Allen Drury’s first novel, Advise and Consent (1959) would become his most beloved and best known. It spent more than 100 weeks on the New York Times Best Seller List and was ultimately awarded the Pulitzer Prize (despite the prize committee’s recommendation that the award go to Saul Bellow’s Henderson the Rain King (1959)), marking a rare instance in which extreme financial success aligned with critical recognition. The novel, which, along with its sequels, was eventually credited with inventing the modern political thriller, followed the trials and tribulations that accompanied the Senate’s confirmation hearings for a liberal would-be Secretary of State. Over the course of more than 600 pages, Drury conveys not just the drama that accompanies back room dealings and amoral politics, but the deeply complex minutiae that ensues in even the least contentious Senate procedures. Even from those who didn’t find Drury’s writing to be stellar, there was a wide consensus that his rendering of Washington’s rules, procedures, and intricacy were largely unmatched.
Though Drury avowed that Advise and Consent was not a roman à clef, it does bear a number of similarities to the Alger Hiss trial.
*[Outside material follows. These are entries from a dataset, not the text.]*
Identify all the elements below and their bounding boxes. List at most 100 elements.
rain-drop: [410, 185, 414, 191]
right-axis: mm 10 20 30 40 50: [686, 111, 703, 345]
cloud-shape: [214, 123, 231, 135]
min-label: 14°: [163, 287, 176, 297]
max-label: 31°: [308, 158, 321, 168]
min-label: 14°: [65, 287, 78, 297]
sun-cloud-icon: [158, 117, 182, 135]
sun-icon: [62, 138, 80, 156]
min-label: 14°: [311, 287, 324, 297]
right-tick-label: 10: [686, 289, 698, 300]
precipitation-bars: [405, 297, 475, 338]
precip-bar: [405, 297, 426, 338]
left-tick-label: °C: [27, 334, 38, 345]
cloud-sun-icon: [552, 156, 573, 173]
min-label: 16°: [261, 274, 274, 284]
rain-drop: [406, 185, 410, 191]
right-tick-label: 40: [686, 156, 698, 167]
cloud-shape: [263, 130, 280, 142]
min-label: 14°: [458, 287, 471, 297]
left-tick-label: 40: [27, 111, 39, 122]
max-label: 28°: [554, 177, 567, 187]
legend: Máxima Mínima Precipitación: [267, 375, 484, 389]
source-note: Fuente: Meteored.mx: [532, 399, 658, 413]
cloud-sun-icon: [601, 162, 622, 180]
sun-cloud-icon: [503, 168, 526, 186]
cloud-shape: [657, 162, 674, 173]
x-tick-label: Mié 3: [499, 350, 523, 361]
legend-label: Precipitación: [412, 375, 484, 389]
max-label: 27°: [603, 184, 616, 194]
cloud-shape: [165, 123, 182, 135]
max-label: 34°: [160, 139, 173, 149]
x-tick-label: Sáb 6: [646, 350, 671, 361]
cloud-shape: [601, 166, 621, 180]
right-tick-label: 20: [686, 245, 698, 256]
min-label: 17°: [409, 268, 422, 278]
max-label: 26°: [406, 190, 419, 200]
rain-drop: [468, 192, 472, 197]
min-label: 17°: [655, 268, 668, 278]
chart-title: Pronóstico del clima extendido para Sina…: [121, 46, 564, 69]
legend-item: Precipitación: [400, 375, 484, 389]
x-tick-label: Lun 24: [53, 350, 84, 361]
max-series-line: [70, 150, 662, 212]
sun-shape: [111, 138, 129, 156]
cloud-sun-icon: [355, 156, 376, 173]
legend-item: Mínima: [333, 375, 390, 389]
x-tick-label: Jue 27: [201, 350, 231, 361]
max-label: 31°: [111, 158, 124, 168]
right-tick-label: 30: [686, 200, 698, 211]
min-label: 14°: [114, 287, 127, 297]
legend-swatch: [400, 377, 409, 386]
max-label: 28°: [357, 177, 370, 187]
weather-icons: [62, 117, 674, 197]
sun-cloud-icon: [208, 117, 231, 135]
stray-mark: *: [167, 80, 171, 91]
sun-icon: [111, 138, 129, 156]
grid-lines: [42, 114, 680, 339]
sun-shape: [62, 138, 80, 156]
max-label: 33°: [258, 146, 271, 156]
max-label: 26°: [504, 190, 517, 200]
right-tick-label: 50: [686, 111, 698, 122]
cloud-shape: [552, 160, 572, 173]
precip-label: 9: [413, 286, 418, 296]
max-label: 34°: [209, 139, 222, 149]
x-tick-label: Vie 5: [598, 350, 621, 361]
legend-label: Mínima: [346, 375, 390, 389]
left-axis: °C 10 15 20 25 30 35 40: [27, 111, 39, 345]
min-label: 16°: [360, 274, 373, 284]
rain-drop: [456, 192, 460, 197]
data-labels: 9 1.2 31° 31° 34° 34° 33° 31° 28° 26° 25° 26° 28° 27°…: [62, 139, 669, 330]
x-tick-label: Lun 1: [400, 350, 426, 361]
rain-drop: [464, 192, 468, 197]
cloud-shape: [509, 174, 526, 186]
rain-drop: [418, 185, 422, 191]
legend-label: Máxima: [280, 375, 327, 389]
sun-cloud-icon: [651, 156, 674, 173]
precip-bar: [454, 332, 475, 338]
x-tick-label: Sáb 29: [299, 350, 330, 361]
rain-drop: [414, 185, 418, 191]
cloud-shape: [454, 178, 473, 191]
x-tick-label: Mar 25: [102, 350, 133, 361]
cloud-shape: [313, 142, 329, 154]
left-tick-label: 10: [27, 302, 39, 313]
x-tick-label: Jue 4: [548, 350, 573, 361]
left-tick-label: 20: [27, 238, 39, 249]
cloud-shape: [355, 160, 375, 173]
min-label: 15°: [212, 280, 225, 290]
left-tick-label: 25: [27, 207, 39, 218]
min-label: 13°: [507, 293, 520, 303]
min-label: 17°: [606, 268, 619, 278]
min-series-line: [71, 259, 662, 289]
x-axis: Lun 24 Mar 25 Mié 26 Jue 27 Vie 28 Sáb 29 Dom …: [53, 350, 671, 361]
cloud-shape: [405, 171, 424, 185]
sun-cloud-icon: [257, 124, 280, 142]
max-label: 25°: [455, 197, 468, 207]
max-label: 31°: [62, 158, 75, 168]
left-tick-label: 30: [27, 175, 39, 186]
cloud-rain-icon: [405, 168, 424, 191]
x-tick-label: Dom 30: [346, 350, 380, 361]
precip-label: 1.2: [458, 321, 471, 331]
Not only is the political operative in question ultimately shown to have been a communist, the inner workings of the proceedings ultimately lead to the suicide of a prominent senator. Far from being a coincidence, both the similarities to historical events and the verisimilitude with which the Congressional process is rendered stem from Drury’s own experience covering the Senate for The New York Times, where the staunchly anti-communist author was witness to the inner-workings of McCarthyism and the aftereffects of the New Deal. While many author’s draw on their own life experiences for their fiction (Ernest Hemingway and F. Scott Fitzgerald come to mind), the keen eye for place and plot that Drury must have possessed remains uncommon.
While Drury’s later works, like Public Men (1998) and Decision (1985), would never reach the level of success Advise and Consent achieved, his entire corpus is a testament to the joys of political thrillers. They are uniquely positioned to speak to impulses toward learning and toward entertainment that drive us as readers. Their stakes are high but believable, and they are enmeshed in the height of human drama. Drury was not always the most visible practitioner of this genre, but he was certainly its first and one of its most skilled.